Si l’on s’en tient aux manuels d’économie, l’institution de Francfort a bien plus de raisons de s’inquiéter que sa puissante homologue américaine: la croissance en zone euro ralentit, alors que les Etats-Unis ont démarré l’année sur les chapeaux de roue (croissance à 3,1% au premier trimestre), malgré quelques signes de ralentissement et l’impact des tensions commerciales, avec la Chine notamment, qui reste un point d’interrogation.

Sans oublier l’inflation qui ne démarre pas en zone euro: “C’est sans doute là que le bât blesse”, analyse Hervé Goulletquer, de la Banque Postale AM. Si pour l’opinion publique, des prix à la consommation qui stagnent sont bienvenus, du côté des économistes, l’on redoute qu’un tel phénomène n’enferme la zone euro dans une phase prolongée d’apathie.

– Une guerre des monnaies ? –

Pour Donald Trump, tout juste entré en campagne pour une réélection en 2020, un renchérissement du dollar, synonyme de perte de compétitivité pour les exportateurs américains, serait une bien mauvaise nouvelle.
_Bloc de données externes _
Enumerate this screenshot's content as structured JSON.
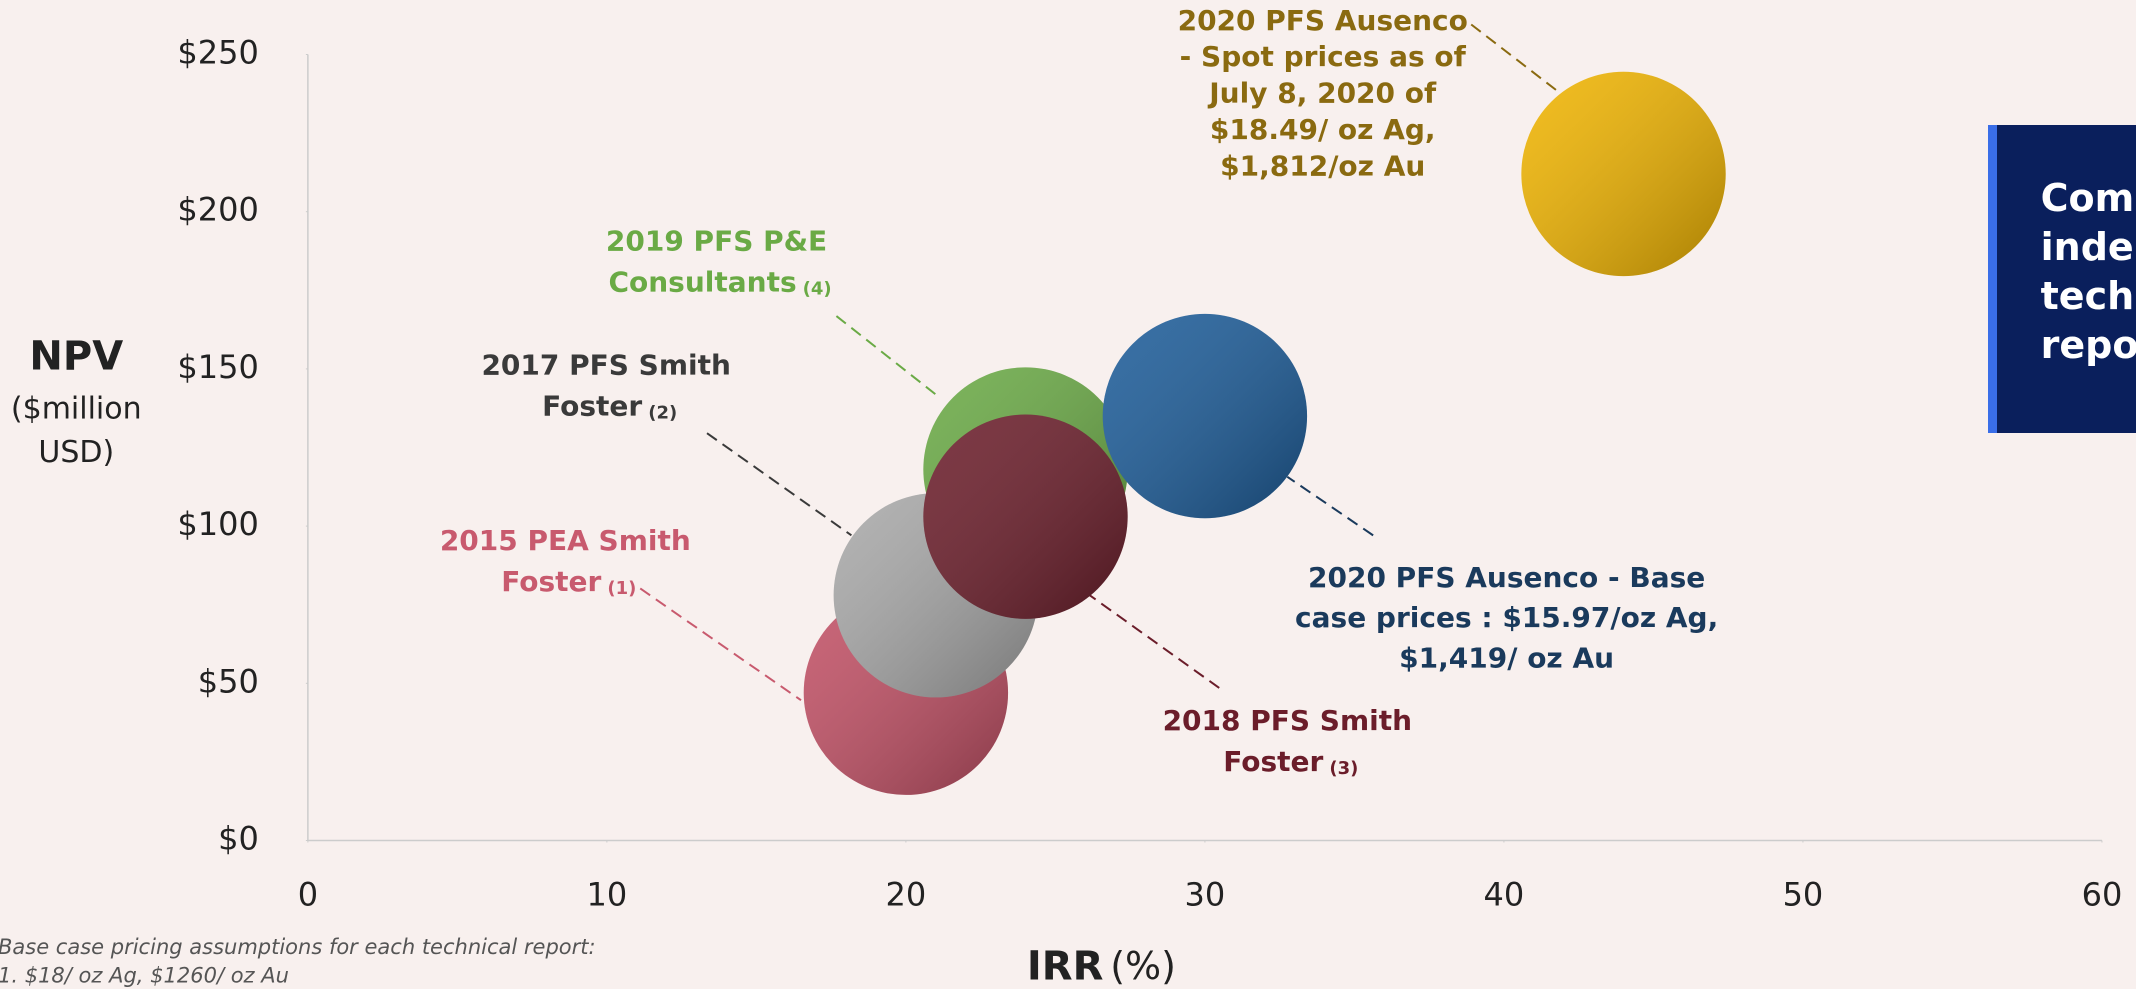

Le président américain se fait fort en effet de restaurer la puissance commerciale des Etats-Unis, face à la Chine mais aussi face aux Européens, qu’il menace en particulier de taxes potentiellement dévastatrices sur l’industrie automobile.
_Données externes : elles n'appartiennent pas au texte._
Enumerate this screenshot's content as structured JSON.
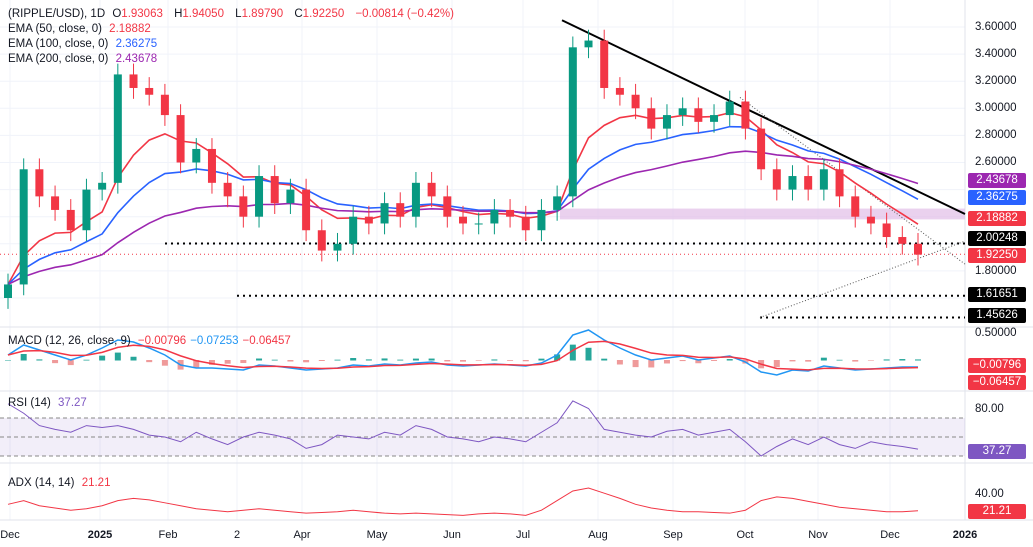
{
  "header": {
    "symbol": "(RIPPLE/USD), 1D",
    "o_label": "O",
    "o": "1.93063",
    "h_label": "H",
    "h": "1.94050",
    "l_label": "L",
    "l": "1.89790",
    "c_label": "C",
    "c": "1.92250",
    "change": "−0.00814 (−0.42%)"
  },
  "ema": [
    {
      "label": "EMA (50, close, 0)",
      "value": "2.18882",
      "color": "#f23645"
    },
    {
      "label": "EMA (100, close, 0)",
      "value": "2.36275",
      "color": "#2962ff"
    },
    {
      "label": "EMA (200, close, 0)",
      "value": "2.43678",
      "color": "#9c27b0"
    }
  ],
  "macd": {
    "label": "MACD (12, 26, close, 9)",
    "hist": "−0.00796",
    "macd": "−0.07253",
    "signal": "−0.06457",
    "tag1": "−0.00796",
    "tag2": "−0.06457"
  },
  "rsi": {
    "label": "RSI (14)",
    "value": "37.27",
    "axis": "80.00",
    "tag": "37.27"
  },
  "adx": {
    "label": "ADX (14, 14)",
    "value": "21.21",
    "axis": "40.00",
    "tag": "21.21"
  },
  "price_axis": [
    "3.60000",
    "3.40000",
    "3.20000",
    "3.00000",
    "2.80000",
    "2.60000",
    "1.80000",
    "0.50000"
  ],
  "price_tags": {
    "ema200": "2.43678",
    "ema100": "2.36275",
    "ema50": "2.18882",
    "support1": "2.00248",
    "last": "1.92250",
    "support2": "1.61651",
    "support3": "1.45626"
  },
  "chart_data": {
    "type": "candlestick",
    "title": "(RIPPLE/USD), 1D",
    "x_ticks": [
      "Dec",
      "2025",
      "Feb",
      "2",
      "Apr",
      "May",
      "Jun",
      "Jul",
      "Aug",
      "Sep",
      "Oct",
      "Nov",
      "Dec",
      "2026"
    ],
    "ylim": [
      1.42,
      3.8
    ],
    "closes": [
      1.7,
      2.55,
      2.35,
      2.25,
      2.1,
      2.4,
      2.45,
      3.25,
      3.15,
      3.1,
      2.95,
      2.6,
      2.7,
      2.45,
      2.35,
      2.2,
      2.5,
      2.3,
      2.4,
      2.1,
      1.95,
      2.0,
      2.2,
      2.15,
      2.3,
      2.2,
      2.45,
      2.35,
      2.2,
      2.15,
      2.15,
      2.25,
      2.2,
      2.1,
      2.25,
      2.35,
      3.45,
      3.5,
      3.15,
      3.1,
      3.0,
      2.85,
      2.95,
      3.0,
      2.9,
      2.95,
      3.05,
      2.85,
      2.55,
      2.4,
      2.5,
      2.4,
      2.55,
      2.35,
      2.2,
      2.15,
      2.05,
      2.0,
      1.92
    ],
    "levels": {
      "support1": 2.00248,
      "support2": 1.61651,
      "support3": 1.45626,
      "last": 1.9225,
      "zone": [
        2.18,
        2.26
      ]
    },
    "trendline": {
      "from": 3.65,
      "to": 2.22
    },
    "macd": [
      0.05,
      0.15,
      0.1,
      0.05,
      0.0,
      0.05,
      0.12,
      0.2,
      0.18,
      0.12,
      0.05,
      -0.05,
      -0.08,
      -0.08,
      -0.09,
      -0.1,
      -0.05,
      -0.06,
      -0.08,
      -0.1,
      -0.09,
      -0.08,
      -0.05,
      -0.06,
      -0.04,
      -0.05,
      -0.03,
      -0.02,
      -0.05,
      -0.06,
      -0.05,
      -0.04,
      -0.05,
      -0.06,
      -0.03,
      0.05,
      0.25,
      0.3,
      0.2,
      0.12,
      0.05,
      0.0,
      0.02,
      0.04,
      0.0,
      0.02,
      0.04,
      -0.02,
      -0.12,
      -0.15,
      -0.1,
      -0.11,
      -0.06,
      -0.08,
      -0.1,
      -0.09,
      -0.08,
      -0.07,
      -0.07
    ],
    "rsi": [
      85,
      75,
      62,
      58,
      55,
      62,
      60,
      62,
      58,
      52,
      50,
      45,
      55,
      48,
      42,
      50,
      55,
      52,
      48,
      38,
      42,
      52,
      50,
      48,
      55,
      52,
      62,
      58,
      50,
      48,
      45,
      50,
      48,
      45,
      55,
      65,
      88,
      80,
      58,
      55,
      52,
      50,
      56,
      58,
      52,
      55,
      58,
      45,
      30,
      40,
      48,
      42,
      50,
      42,
      38,
      45,
      42,
      40,
      37.27
    ],
    "adx": [
      30,
      35,
      28,
      25,
      22,
      24,
      28,
      35,
      38,
      36,
      32,
      28,
      24,
      22,
      20,
      22,
      24,
      22,
      20,
      18,
      19,
      20,
      22,
      20,
      18,
      17,
      18,
      17,
      16,
      15,
      17,
      18,
      17,
      15,
      22,
      35,
      48,
      52,
      45,
      38,
      30,
      25,
      22,
      20,
      20,
      19,
      18,
      22,
      35,
      40,
      38,
      34,
      30,
      26,
      24,
      22,
      20,
      20,
      21.21
    ]
  }
}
Et il entend que la Fed lui prête main forte, pour prolonger autant que possible l’un des plus longs cycles de croissance de l’histoire récente américaine.

On a ainsi appris que la Maison Blanche avait activement exploré en février la possibilité de priver Jerome Powell de son titre de président de la Fed pour en refaire un simple gouverneur.

“Il y a de plus en plus de politiciens qui croient que les banques centrales ont une réponse à tous leurs problèmes”, explique Brian Coulton, chef économiste de l’agence de notation Fitch. “Il y a de la pression”.

Le gouverneur de la Banque de France, François Villeroy de Galhau, dont le nom circule comme possible successeur de Mario Draghi à Francfort, a prévenu que les banques centrales ne pouvaient pas actionner une “baguette magique” pour “réparer les dommages” économiques tels que ceux causés par les offensives protectionnistes de Donald Trump.

Mario Draghi a de son côté appelé les dirigeants de la zone euro à se doter “plus rapidement” d’une réelle force de frappe budgétaire commune, pour ne pas laisser la BCE batailler seule contre les vents économiques adverses.

Une perspective encore lointaine: en fin de semaine dernière, il a fallu une nuit de pénibles négociations pour que les ministres européens des Finances accouchent d’un fragile compromis sur le principe d’un budget de la zone euro. Et sans trancher la question épineuse du financement d’un tel instrument, qui divise les pays du Sud, partisans d’une plus grande solidarité, et ceux du Nord, Pays-Bas en tête, adeptes de la rigueur budgétaire.